Esteri

Occhio, immotivati i facili entusiasmi per i Brics

Alle redazioni occidentali piene di nostalgici dell’Urss e terzomondisti piace enfatizzare le mosse dei Brics, che invece sono divisi su tutto e, tranne l’India, non se la passano bene

Brics 2023

Si leggono in questi giorni, su molti giornali occidentali, commenti entusiastici sul summit dei Brics a Johannesburg. Da un lato ci sono i nostalgici del socialismo reale che, quando vedono i cinesi esporre con orgoglio la falce e il martello, non possono fare a meno di versare qualche lacrimuccia, illudendosi che Xi Jinping possa rinverdire i fasti della defunta Unione Sovietica, portando finalmente un Paese marxista-leninista alla guida del mondo.

Dall’altro abbiamo tutti i cultori del terzomondismo – e sono tanti – che vedono nella riunione l’occasione storica di punire l’odiato Occidente.
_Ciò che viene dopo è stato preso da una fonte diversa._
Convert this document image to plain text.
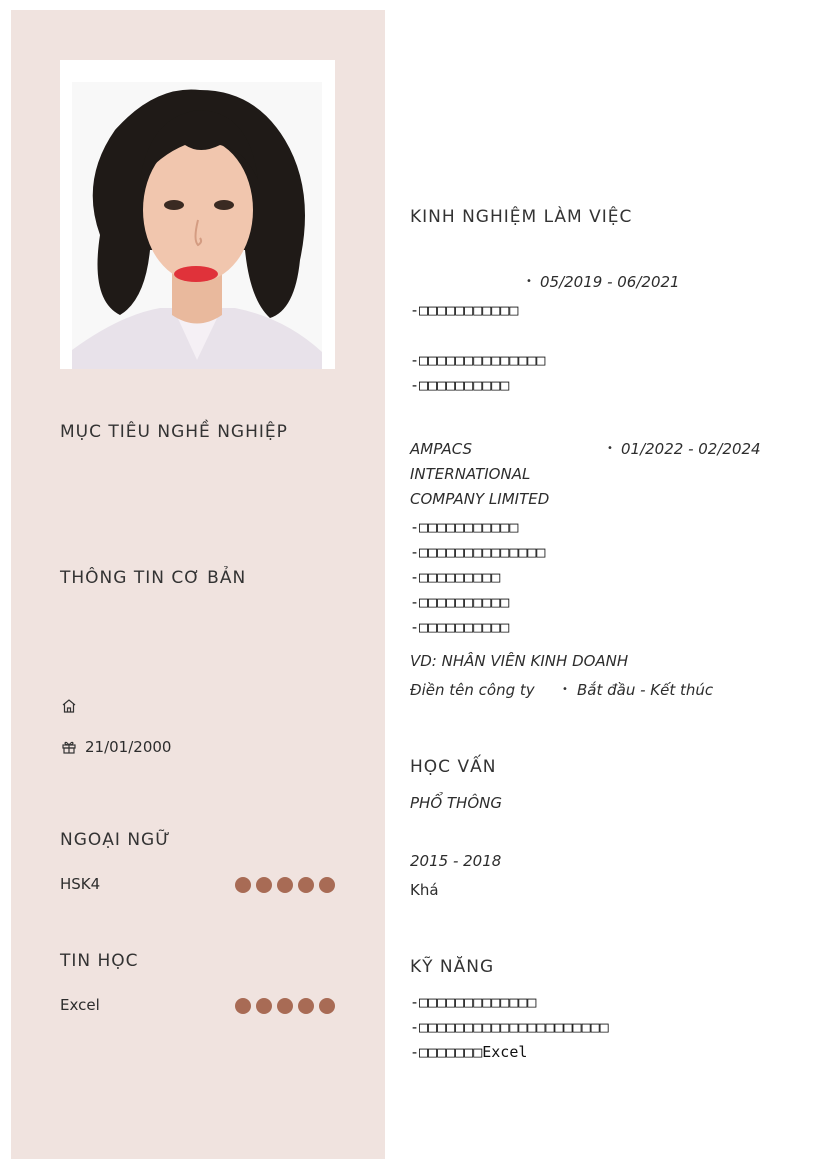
MỤC TIÊU NGHỀ NGHIỆP
THÔNG TIN CƠ BẢN
21/01/2000
NGOẠI NGỮ
HSK4
TIN HỌC
Excel
KINH NGHIỆM LÀM VIỆC
• 05/2019 - 06/2021
-□□□□□□□□□□□
-□□□□□□□□□□□□□□
-□□□□□□□□□□
AMPACS
INTERNATIONAL
COMPANY LIMITED
• 01/2022 - 02/2024
-□□□□□□□□□□□
-□□□□□□□□□□□□□□
-□□□□□□□□□
-□□□□□□□□□□
-□□□□□□□□□□
VD: NHÂN VIÊN KINH DOANH
Điền tên công ty	• Bắt đầu - Kết thúc
HỌC VẤN
PHỔ THÔNG
2015 - 2018
Khá
KỸ NĂNG
-□□□□□□□□□□□□□
-□□□□□□□□□□□□□□□□□□□□□
-□□□□□□□Excel
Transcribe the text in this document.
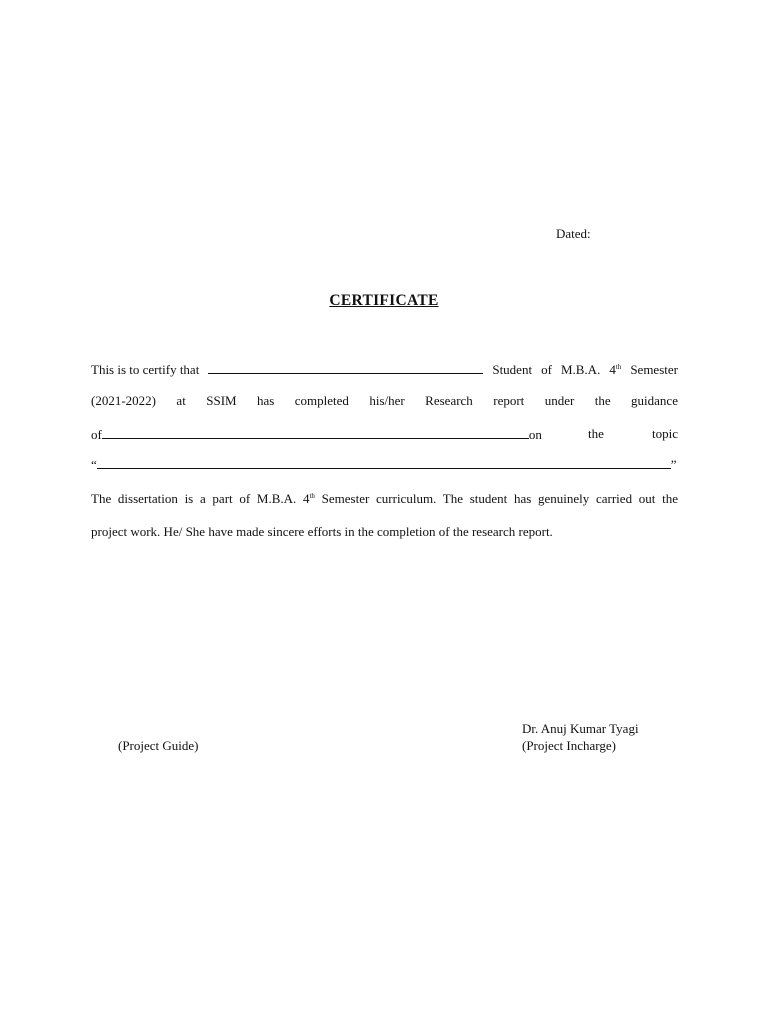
Dated:
CERTIFICATE
This is to certify that	Student of M.B.A. 4th Semester
(2021-2022) at SSIM has completed his/her Research report under the guidance
of	on	the	topic
“	”
The dissertation is a part of M.B.A. 4th Semester curriculum. The student has genuinely carried out the
project work. He/ She have made sincere efforts in the completion of the research report.
(Project Guide)
Dr. Anuj Kumar Tyagi
(Project Incharge)
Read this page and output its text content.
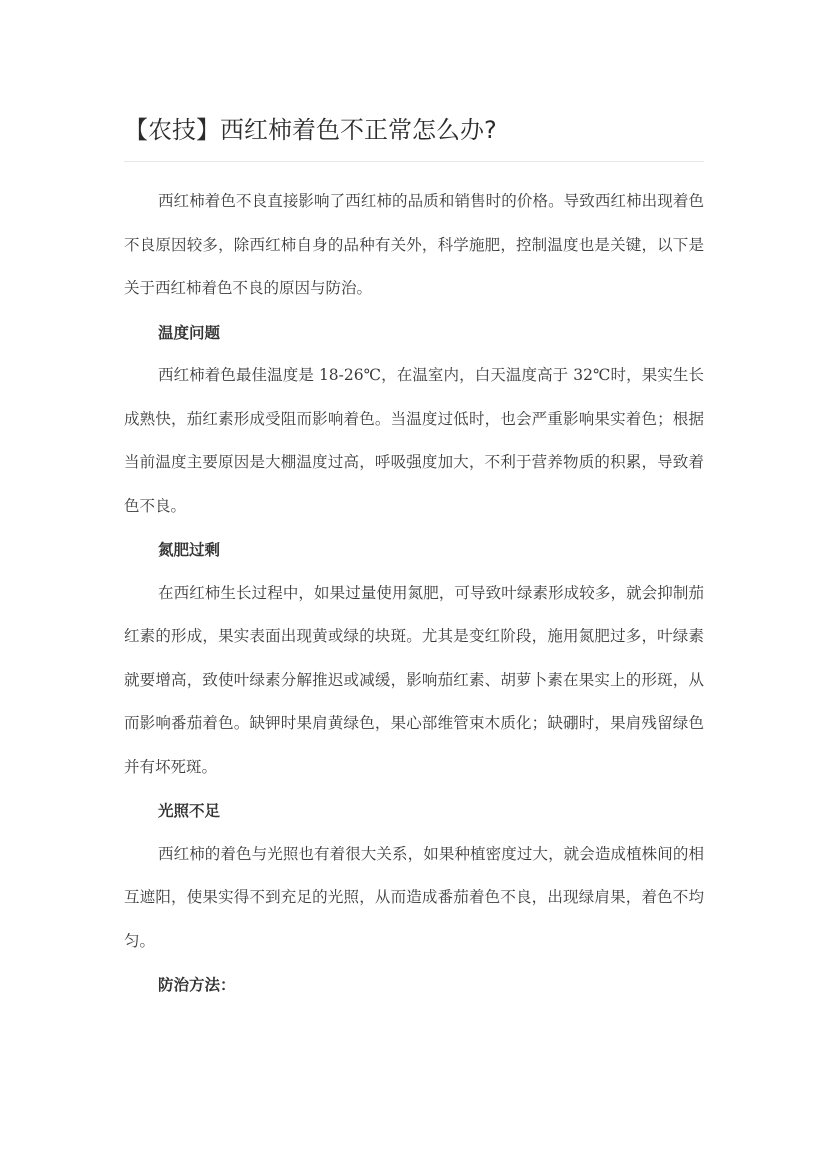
【农技】西红柿着色不正常怎么办?

西红柿着色不良直接影响了西红柿的品质和销售时的价格。导致西红柿出现着色不良原因较多，除西红柿自身的品种有关外，科学施肥，控制温度也是关键，以下是关于西红柿着色不良的原因与防治。

温度问题

西红柿着色最佳温度是 18-26℃，在温室内，白天温度高于 32℃时，果实生长成熟快，茄红素形成受阻而影响着色。当温度过低时，也会严重影响果实着色；根据当前温度主要原因是大棚温度过高，呼吸强度加大，不利于营养物质的积累，导致着色不良。

氮肥过剩

在西红柿生长过程中，如果过量使用氮肥，可导致叶绿素形成较多，就会抑制茄红素的形成，果实表面出现黄或绿的块斑。尤其是变红阶段，施用氮肥过多，叶绿素就要增高，致使叶绿素分解推迟或减缓，影响茄红素、胡萝卜素在果实上的形斑，从而影响番茄着色。缺钾时果肩黄绿色，果心部维管束木质化；缺硼时，果肩残留绿色并有坏死斑。

光照不足

西红柿的着色与光照也有着很大关系，如果种植密度过大，就会造成植株间的相互遮阳，使果实得不到充足的光照，从而造成番茄着色不良，出现绿肩果，着色不均匀。

防治方法：
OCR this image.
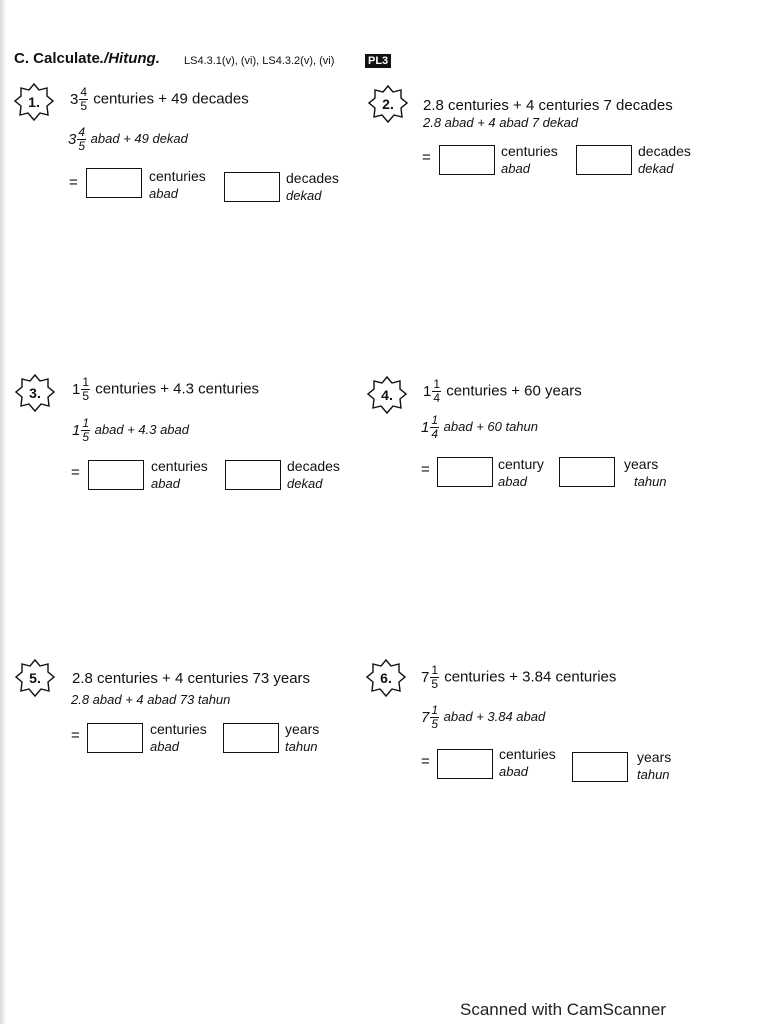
C. Calculate./Hitung. LS4.3.1(v), (vi), LS4.3.2(v), (vi)	PL3
1.	$3 \frac{4}{5}$ centuries + 49 decades
$3 \frac{4}{5}$ abad + 49 dekad
=	centuries
abad
decades
dekad
2.	2.8 centuries + 4 centuries 7 decades
2.8 abad + 4 abad 7 dekad
=	centuries
abad
decades
dekad
3.	$1 \frac{1}{5}$ centuries + 4.3 centuries
$1 \frac{1}{5}$ abad + 4.3 abad
=	centuries
abad
decades
dekad
4.	$1 \frac{1}{4}$ centuries + 60 years
$1 \frac{1}{4}$ abad + 60 tahun
=	century
abad
years
tahun
5.	2.8 centuries + 4 centuries 73 years
2.8 abad + 4 abad 73 tahun
=	centuries
abad
years
tahun
6.	$7 \frac{1}{5}$ centuries + 3.84 centuries
$7 \frac{1}{5}$ abad + 3.84 abad
=	centuries
abad
years
tahun
Scanned with CamScanner
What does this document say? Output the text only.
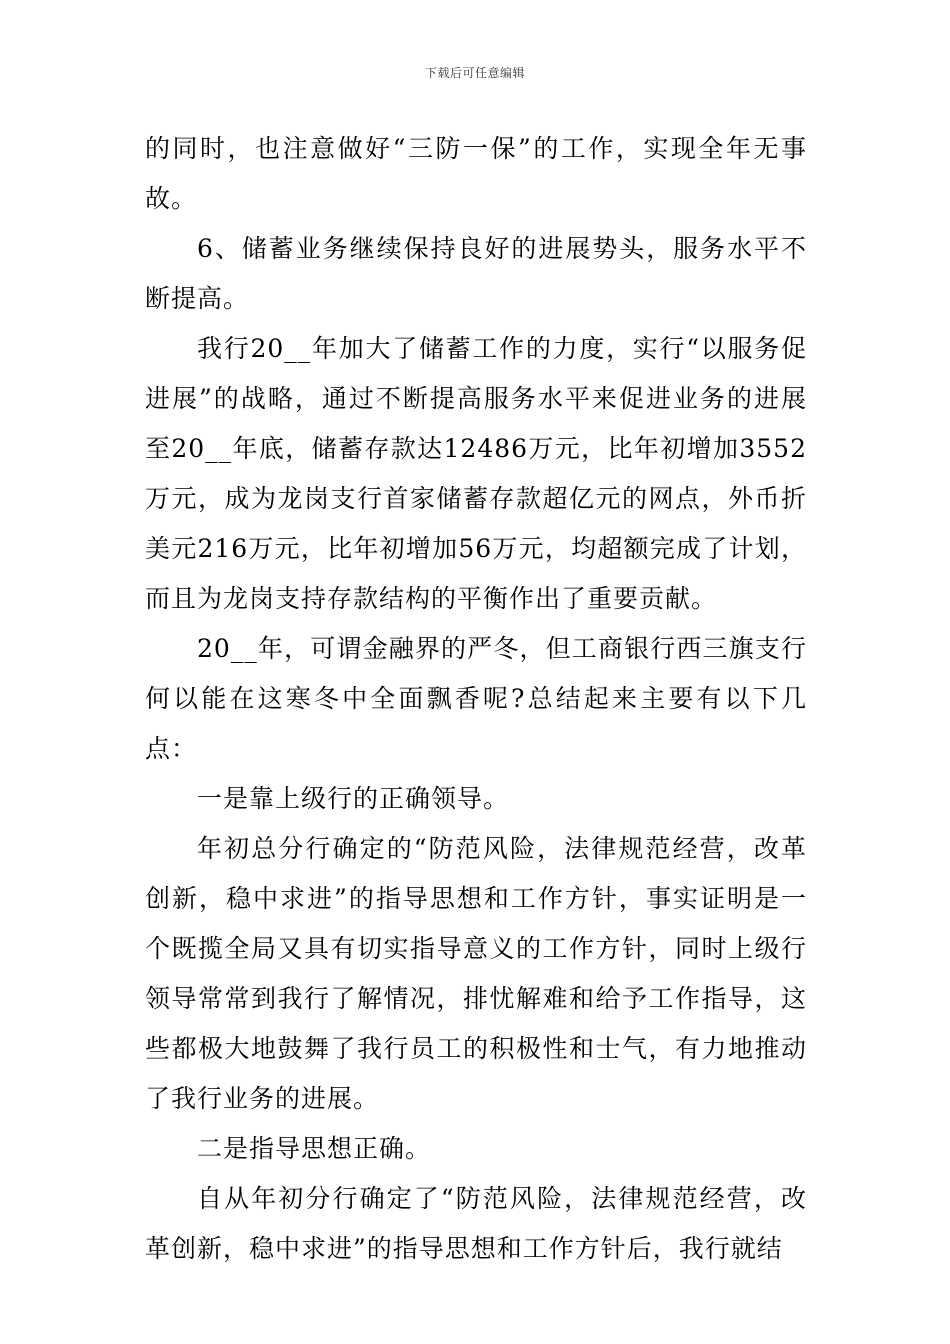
下载后可任意编辑

的同时，也注意做好“三防一保”的工作，实现全年无事故。

6、储蓄业务继续保持良好的进展势头，服务水平不断提高。

我行20__年加大了储蓄工作的力度，实行“以服务促进展”的战略，通过不断提高服务水平来促进业务的进展至20__年底，储蓄存款达12486万元，比年初增加3552万元，成为龙岗支行首家储蓄存款超亿元的网点，外币折美元216万元，比年初增加56万元，均超额完成了计划，而且为龙岗支持存款结构的平衡作出了重要贡献。

20__年，可谓金融界的严冬，但工商银行西三旗支行何以能在这寒冬中全面飘香呢?总结起来主要有以下几点：

一是靠上级行的正确领导。

年初总分行确定的“防范风险，法律规范经营，改革创新，稳中求进”的指导思想和工作方针，事实证明是一个既揽全局又具有切实指导意义的工作方针，同时上级行领导常常到我行了解情况，排忧解难和给予工作指导，这些都极大地鼓舞了我行员工的积极性和士气，有力地推动了我行业务的进展。

二是指导思想正确。

自从年初分行确定了“防范风险，法律规范经营，改革创新，稳中求进”的指导思想和工作方针后，我行就结
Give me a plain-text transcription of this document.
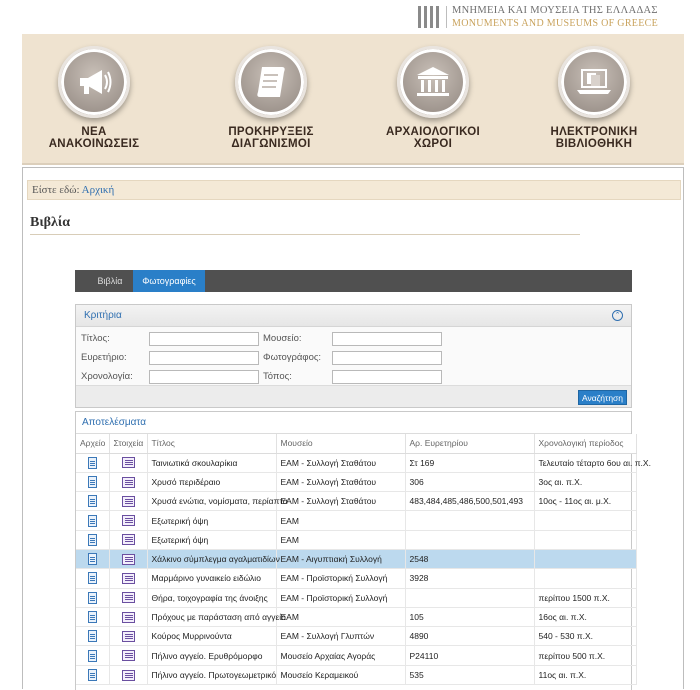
ΜΝΗΜΕΙΑ ΚΑΙ ΜΟΥΣΕΙΑ ΤΗΣ ΕΛΛΑΔΑΣ
MONUMENTS AND MUSEUMS OF GREECE
ΝΕΑ
ΑΝΑΚΟΙΝΩΣΕΙΣ
ΠΡΟΚΗΡΥΞΕΙΣ
ΔΙΑΓΩΝΙΣΜΟΙ
ΑΡΧΑΙΟΛΟΓΙΚΟΙ
ΧΩΡΟΙ
ΗΛΕΚΤΡΟΝΙΚΗ
ΒΙΒΛΙΟΘΗΚΗ
Είστε εδώ: Αρχική
Βιβλία
Βιβλία	Φωτογραφίες
Κριτήρια	⌃
Τίτλος:	Μουσείο:
Ευρετήριο:	Φωτογράφος:
Χρονολογία:	Τόπος:
Αναζήτηση
Αποτελέσματα
Αρχείο	Στοιχεία	Τίτλος	Μουσείο	Αρ. Ευρετηρίου	Χρονολογική περίοδος

	Ταινιωτικά σκουλαρίκια	ΕΑΜ - Συλλογή Σταθάτου	Στ 169	Τελευταίο τέταρτο 6ου αι. π.Χ.

	Χρυσό περιδέραιο	ΕΑΜ - Συλλογή Σταθάτου	306	3ος αι. π.Χ.

	Χρυσά ενώτια, νομίσματα, περίαπτα	ΕΑΜ - Συλλογή Σταθάτου	483,484,485,486,500,501,493	10ος - 11ος αι. μ.Χ.

	Εξωτερική όψη	ΕΑΜ		

	Εξωτερική όψη	ΕΑΜ		

	Χάλκινο σύμπλεγμα αγαλματιδίων	ΕΑΜ - Αιγυπτιακή Συλλογή	2548	

	Μαρμάρινο γυναικείο ειδώλιο	ΕΑΜ - Προϊστορική Συλλογή	3928	

	Θήρα, τοιχογραφία της άνοιξης	ΕΑΜ - Προϊστορική Συλλογή		περίπου 1500 π.Χ.

	Πρόχους με παράσταση από αγγείο	ΕΑΜ	105	16ος αι. π.Χ.

	Κούρος Μυρρινούντα	ΕΑΜ - Συλλογή Γλυπτών	4890	540 - 530 π.Χ.

	Πήλινο αγγείο. Ερυθρόμορφο	Μουσείο Αρχαίας Αγοράς	P24110	περίπου 500 π.Χ.

	Πήλινο αγγείο. Πρωτογεωμετρικό	Μουσείο Κεραμεικού	535	11ος αι. π.Χ.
Colpevole ai loro occhi di tutti i mali della storia, dal colonialismo all’egemonia culturale e commerciale che Stati Uniti ed Europa hanno realizzato non tanto grazie a oscuri complotti, bensì in virtù del fatto che sono società aperte e democratiche, capaci di espandersi perché adottano il libero mercato e il multipartitismo, che consente il ricambio periodico della classe politica.

Divisi su tutto

In realtà, sin dalle prime battute della riunione, si è capito che i cosiddetti Brics non sono d’accordo su niente. Vladimir Putin è intervenuto da remoto poiché rischiava l’arresto da parte delle autorità sudafricane, che accettano la sentenza della Corte internazionale dell’Aja. Lo zar moscovita, che elimina fisicamente uno a uno i suoi nemici, ha reiterato di nuovo la tesi che la Federazione Russa ha invaso l’Ucraina perché attaccata dall’Occidente. E credo che neppure tra i Brics tale tesi venga presa sul serio.

La crisi cinese

Dal canto suo, Xi Jinping si è presentato come trionfatore, tacendo opportunamente sulla gravissima crisi economica che il suo Paese sta attraversando. E’ soprattutto lui a insistere sulla necessità di sostituire al dollaro una nuova valuta Brics negli scambi internazionali.

Scordando però che il Renminbi ha subito un vero e proprio tracollo nei confronti di dollaro ed euro a causa della summenzionata crisi, che vede lo scoppio della bolla immobiliare, l’aumento esponenziale della disoccupazione giovanile e il calo continuo del Pil del Dragone, che prima aumentava senza sosta. Xi e il suo gruppo dirigente sono tornati al dirigismo più spinto, punendo le aziende innovative e privilegiando la dimensione ideologica rispetto a quella economica.

Quanto agli altri, con l’unica eccezione dell’India, c’è poco da stare allegri. Il presidente sudafricano Cyril Ramaphosa deve affrontare in Parlamento un’opposizione tutt’altro che convinta dell’opportunità di staccarsi dall’Occidente per mettersi nelle mani di Vladimir Putin e di Xi Jinping.

Il brasiliano Lula, che ha vinto le ultime elezioni con un margine risicatissimo, a proposito dell’Ucraina ha ribadito la volontà brasiliana di rispettare le norme del diritto internazionale, dando così uno schiaffo a Putin.

Le condizioni di New Delhi

Come si diceva innanzi, l’unico membro dei Brics in ascesa è l’India di Narendra Modi. A dispetto delle sue politiche repressive nei confronti delle minoranze etniche e religiose, tuttavia, il premier indiano non sembra affatto intenzionato a fare il salto della quaglia (perché non gli conviene).

La popolazione indiana ha superato quella cinese e New Delhi può vantare un Pil in costante ascesa rispetto a quello di Pechino. Nell’Indo-Pacifico partecipa ad alleanze militari con le nazioni occidentali, e Modi si è addirittura concesso il lusso di dire che gli aspiranti nuovi membri del gruppo devono essere Paesi democratici, messaggio in realtà indirizzato a Mosca e a Pechino.

Mi sembra insomma che i cantori dei Brics non abbiano molti motivi per essere ottimisti e che, al contrario, dovrebbero essere assai più prudenti.